Regarding my academic records, Brazil does not use the GPA system. In my school, we use a four-letter grading system: 'MB' signifies 'very good,' 'B' stands for 'good,' 'R' represents 'regular,' and 'I' is basically failing.' The majority of my grades fell between 'B' and 'MB,' which is 'good' and 'very good,' respectively.
TOEFL & DET
As for English proficiency, I took TOEFL but didn't achieve a high score, which is probably due to the fact that I began learning English only two years ago. Afterward, I took Duolingo Language Test and scored 120. This was the score I needed to submit, so I stopped there.
Personal Statement & Supplemental Essays for Stanford
Stanford required eight supplemental essays. Five of them had a word limit of 50 words, and the remaining three had a limit of 250 words, making them all relatively quick to write.
As for my personal statement, I chose to write about my journey in developing my communication skills. In middle school, I was extremely shy to the point where people thought I was completely silent. My shyness stopped me from making friends and family bonds, and it limited me from reaching my full potential at school because I couldn't fully participate.
In my essay, I wrote about how I improved my communication skills. These skills are very important to me now as a business owner and activist. I compared this to a butterfly in a cocoon, saying that just like a butterfly has to work hard to get out of its cocoon and be strong enough to fly, I had to work hard on myself to get better at communicating. Today, people know me as a good public speaker in the Portuguese language.

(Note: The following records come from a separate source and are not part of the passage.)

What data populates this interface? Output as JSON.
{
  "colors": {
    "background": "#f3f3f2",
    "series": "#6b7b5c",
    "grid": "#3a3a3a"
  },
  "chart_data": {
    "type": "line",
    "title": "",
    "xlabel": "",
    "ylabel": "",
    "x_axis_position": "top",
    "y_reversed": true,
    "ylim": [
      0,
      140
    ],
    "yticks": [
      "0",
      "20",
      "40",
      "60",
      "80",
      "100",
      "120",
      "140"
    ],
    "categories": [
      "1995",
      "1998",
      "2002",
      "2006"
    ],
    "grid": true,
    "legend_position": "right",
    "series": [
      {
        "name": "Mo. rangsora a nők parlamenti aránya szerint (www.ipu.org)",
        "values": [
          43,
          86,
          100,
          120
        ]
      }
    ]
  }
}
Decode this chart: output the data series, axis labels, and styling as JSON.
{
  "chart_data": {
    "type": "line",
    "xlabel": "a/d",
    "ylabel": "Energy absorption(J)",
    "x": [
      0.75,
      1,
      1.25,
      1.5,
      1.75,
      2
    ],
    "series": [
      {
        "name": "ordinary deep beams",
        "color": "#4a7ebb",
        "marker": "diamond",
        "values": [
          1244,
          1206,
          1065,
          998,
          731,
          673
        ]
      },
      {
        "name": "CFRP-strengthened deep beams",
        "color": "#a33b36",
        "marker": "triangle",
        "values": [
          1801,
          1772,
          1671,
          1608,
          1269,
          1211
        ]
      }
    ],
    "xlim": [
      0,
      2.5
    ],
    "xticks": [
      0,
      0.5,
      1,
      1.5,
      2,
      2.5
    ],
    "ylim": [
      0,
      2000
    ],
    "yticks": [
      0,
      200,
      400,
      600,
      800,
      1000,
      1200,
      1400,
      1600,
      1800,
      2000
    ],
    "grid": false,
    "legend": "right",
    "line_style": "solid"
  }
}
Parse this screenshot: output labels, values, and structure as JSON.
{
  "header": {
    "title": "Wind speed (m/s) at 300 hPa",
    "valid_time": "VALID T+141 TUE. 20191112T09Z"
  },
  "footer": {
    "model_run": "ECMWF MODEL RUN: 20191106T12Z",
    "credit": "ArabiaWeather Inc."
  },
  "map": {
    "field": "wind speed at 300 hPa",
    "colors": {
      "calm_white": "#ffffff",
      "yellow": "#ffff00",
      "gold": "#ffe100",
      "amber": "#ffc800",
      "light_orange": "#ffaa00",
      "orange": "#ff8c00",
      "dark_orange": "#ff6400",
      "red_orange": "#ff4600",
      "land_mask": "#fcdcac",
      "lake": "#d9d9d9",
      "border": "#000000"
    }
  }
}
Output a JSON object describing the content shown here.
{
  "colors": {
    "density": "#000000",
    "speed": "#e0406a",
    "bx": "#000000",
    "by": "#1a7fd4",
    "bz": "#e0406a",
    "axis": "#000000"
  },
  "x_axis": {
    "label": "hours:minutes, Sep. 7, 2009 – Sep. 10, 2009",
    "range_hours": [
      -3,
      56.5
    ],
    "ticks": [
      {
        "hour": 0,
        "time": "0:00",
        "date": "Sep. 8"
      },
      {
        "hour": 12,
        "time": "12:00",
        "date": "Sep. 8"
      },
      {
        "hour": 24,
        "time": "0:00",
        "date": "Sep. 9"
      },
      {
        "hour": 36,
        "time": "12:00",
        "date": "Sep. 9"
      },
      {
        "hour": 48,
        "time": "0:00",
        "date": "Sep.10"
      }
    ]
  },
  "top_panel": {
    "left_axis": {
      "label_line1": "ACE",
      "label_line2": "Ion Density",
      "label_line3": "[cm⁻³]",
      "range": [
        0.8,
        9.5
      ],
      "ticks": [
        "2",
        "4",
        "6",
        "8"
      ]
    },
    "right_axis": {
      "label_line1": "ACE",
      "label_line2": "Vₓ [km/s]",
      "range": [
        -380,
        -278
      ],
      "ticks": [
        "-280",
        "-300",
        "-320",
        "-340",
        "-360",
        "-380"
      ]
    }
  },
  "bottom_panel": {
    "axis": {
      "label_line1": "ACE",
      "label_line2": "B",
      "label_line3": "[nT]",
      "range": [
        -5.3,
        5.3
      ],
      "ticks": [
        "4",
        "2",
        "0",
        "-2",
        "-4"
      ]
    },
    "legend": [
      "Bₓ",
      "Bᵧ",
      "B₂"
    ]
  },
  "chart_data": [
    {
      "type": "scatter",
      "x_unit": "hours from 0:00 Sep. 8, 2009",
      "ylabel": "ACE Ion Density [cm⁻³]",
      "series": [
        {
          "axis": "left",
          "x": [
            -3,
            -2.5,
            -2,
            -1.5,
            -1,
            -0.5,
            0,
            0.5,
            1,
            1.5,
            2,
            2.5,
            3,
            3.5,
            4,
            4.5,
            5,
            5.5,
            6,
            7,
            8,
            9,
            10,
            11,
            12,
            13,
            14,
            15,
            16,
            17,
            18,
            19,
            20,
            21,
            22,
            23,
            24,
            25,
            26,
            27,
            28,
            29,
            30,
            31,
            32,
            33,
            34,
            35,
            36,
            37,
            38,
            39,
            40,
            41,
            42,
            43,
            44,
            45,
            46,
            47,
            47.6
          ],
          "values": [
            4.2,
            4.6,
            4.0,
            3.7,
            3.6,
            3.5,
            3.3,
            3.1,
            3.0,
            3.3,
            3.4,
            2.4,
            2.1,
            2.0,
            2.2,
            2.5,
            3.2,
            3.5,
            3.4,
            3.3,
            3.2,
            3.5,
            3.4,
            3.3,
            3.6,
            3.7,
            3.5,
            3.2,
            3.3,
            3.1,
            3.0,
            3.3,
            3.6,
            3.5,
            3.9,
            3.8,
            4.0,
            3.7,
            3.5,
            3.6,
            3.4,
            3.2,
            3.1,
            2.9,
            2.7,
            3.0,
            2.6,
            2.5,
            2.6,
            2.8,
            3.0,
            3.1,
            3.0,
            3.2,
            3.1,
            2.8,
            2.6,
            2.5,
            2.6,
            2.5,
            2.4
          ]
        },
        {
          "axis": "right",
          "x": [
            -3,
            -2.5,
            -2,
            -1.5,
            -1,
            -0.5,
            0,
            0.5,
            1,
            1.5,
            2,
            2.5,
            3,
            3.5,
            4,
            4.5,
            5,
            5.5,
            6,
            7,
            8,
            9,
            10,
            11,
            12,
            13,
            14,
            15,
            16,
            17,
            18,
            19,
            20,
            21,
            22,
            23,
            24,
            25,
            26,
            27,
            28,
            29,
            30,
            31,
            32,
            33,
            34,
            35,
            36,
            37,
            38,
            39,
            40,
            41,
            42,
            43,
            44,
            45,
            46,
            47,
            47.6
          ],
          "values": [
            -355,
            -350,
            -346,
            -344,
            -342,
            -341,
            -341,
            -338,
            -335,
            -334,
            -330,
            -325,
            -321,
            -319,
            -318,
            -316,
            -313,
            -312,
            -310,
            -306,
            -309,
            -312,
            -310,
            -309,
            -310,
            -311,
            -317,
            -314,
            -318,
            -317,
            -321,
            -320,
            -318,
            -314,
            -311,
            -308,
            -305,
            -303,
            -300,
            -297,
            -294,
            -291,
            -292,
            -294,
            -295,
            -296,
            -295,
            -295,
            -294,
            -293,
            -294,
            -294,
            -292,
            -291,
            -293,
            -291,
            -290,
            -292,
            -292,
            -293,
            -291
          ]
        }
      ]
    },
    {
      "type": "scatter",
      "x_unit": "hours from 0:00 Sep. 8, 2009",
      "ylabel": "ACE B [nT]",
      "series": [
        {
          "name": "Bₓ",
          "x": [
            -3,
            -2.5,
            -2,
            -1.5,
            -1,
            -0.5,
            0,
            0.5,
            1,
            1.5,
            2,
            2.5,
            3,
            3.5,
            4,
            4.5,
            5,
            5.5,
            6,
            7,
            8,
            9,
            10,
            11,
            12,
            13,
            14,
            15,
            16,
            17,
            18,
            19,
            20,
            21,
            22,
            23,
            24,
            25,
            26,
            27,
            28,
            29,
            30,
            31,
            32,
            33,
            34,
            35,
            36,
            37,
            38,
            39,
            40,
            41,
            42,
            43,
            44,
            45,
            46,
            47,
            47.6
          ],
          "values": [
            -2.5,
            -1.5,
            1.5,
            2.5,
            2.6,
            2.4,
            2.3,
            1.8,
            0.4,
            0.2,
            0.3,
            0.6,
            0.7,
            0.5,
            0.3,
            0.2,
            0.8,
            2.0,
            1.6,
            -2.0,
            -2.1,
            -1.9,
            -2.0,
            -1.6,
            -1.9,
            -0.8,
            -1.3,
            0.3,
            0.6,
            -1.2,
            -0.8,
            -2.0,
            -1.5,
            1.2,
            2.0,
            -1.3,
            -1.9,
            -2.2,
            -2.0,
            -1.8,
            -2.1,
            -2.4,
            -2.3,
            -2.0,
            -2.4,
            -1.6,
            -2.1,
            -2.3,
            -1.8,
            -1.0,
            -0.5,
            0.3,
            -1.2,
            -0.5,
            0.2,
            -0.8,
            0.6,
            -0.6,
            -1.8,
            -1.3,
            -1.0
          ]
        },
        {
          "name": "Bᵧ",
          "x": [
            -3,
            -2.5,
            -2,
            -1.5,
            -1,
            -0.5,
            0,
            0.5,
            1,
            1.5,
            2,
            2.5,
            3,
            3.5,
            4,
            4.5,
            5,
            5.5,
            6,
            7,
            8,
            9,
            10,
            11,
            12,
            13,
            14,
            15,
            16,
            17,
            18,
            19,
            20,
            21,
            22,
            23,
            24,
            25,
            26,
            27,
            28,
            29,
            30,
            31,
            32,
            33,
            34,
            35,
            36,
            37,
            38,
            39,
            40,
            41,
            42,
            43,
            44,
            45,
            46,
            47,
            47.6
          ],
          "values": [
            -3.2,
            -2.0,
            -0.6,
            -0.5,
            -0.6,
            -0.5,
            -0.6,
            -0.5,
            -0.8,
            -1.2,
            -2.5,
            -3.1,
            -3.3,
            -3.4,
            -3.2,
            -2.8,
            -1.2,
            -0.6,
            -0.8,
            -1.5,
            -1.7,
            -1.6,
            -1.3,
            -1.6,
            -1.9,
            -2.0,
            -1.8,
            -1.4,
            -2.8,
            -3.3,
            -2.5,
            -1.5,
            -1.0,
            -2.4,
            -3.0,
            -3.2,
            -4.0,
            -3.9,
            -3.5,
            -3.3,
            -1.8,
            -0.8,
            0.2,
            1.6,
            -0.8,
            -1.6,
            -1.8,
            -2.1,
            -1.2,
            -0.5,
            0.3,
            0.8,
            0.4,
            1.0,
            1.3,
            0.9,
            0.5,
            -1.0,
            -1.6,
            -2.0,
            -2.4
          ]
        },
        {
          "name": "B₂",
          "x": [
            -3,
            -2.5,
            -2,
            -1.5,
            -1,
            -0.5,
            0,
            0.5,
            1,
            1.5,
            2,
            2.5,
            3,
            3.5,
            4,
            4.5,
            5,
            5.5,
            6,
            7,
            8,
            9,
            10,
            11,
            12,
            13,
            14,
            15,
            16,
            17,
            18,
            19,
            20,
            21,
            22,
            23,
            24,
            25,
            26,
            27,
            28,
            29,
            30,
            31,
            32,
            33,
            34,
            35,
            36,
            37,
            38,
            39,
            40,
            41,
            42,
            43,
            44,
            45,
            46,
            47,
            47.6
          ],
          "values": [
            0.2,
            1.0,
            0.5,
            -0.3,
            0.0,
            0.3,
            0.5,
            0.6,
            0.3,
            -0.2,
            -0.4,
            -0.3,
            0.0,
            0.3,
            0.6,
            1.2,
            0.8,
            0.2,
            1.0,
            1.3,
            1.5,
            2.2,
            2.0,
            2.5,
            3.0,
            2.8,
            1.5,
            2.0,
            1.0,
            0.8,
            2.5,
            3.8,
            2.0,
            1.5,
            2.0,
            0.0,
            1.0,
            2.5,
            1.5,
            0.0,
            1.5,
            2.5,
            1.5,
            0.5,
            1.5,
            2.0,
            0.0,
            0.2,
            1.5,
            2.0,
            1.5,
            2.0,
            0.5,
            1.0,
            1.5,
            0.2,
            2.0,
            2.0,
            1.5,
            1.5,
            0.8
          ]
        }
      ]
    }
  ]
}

Advice for Personal Statement
Firstly, I would caution against reading too many examples of personal statements. I made this mistake and my advisor noted that I was being influenced by other people's stories, narratives, and writing styles. I believe you can start by reading perhaps ~3 examples, but beyond that, focus on crafting your own narrative and developing your own writing style. The purpose of a personal statement is to express your unique story, background, and interests. It is meant to reveal who you are at your core.
My second piece of advice is to start as early as possible. It's a demanding process that requires deep self-awareness. You'll need to understand your interests and articulate your story in a meaningful way. Expect numerous attempts, drafts, and revisions before settling on a version that you like.
Lastly, I highly recommend the resources provided by the College Essay Guy, who is truly a guru in this field. I did many of his brainstorming activities that can help you delve into your own experiences and stories.
Turn dreams into goals
I know that attending a top college is a dream for many, but I think it's better to see it as a goal. This change in thinking helps you make a better plan, including setting clear success metrics.
With this outlook, applying for college becomes easier because you're not just doing things to improve your application; instead, you're following your passions and dreams. Having a purpose makes everything simpler, from writing about your interests to understanding your role in the world and what you aspire to be.
8 months ago
Thank you! Answering your question, Stanford offers two possibilities: Restrictive Early Action (Deadline on November 1st) and Regular Decision (Deadline on January 5th). I do not believe that there is a better time to apply. Each one of the options has its own benefits, it is really up to what is best and more strategic for your application. I would say that if you already have a strong profile as a junior or rising senior and Stanford is your first choice, go for Early Action! But if you feel you can improve your application, Regular Decision would be a better option since you would have more time.
8 months ago
Congratulations! I wanted to ask what extracurricular activities could I do to improve my profile? I feel that the ones I do would not be very striking in this case, the only thing that would stand out would be that I´m captain of the volleyball team, and even so, I think is not something so striking.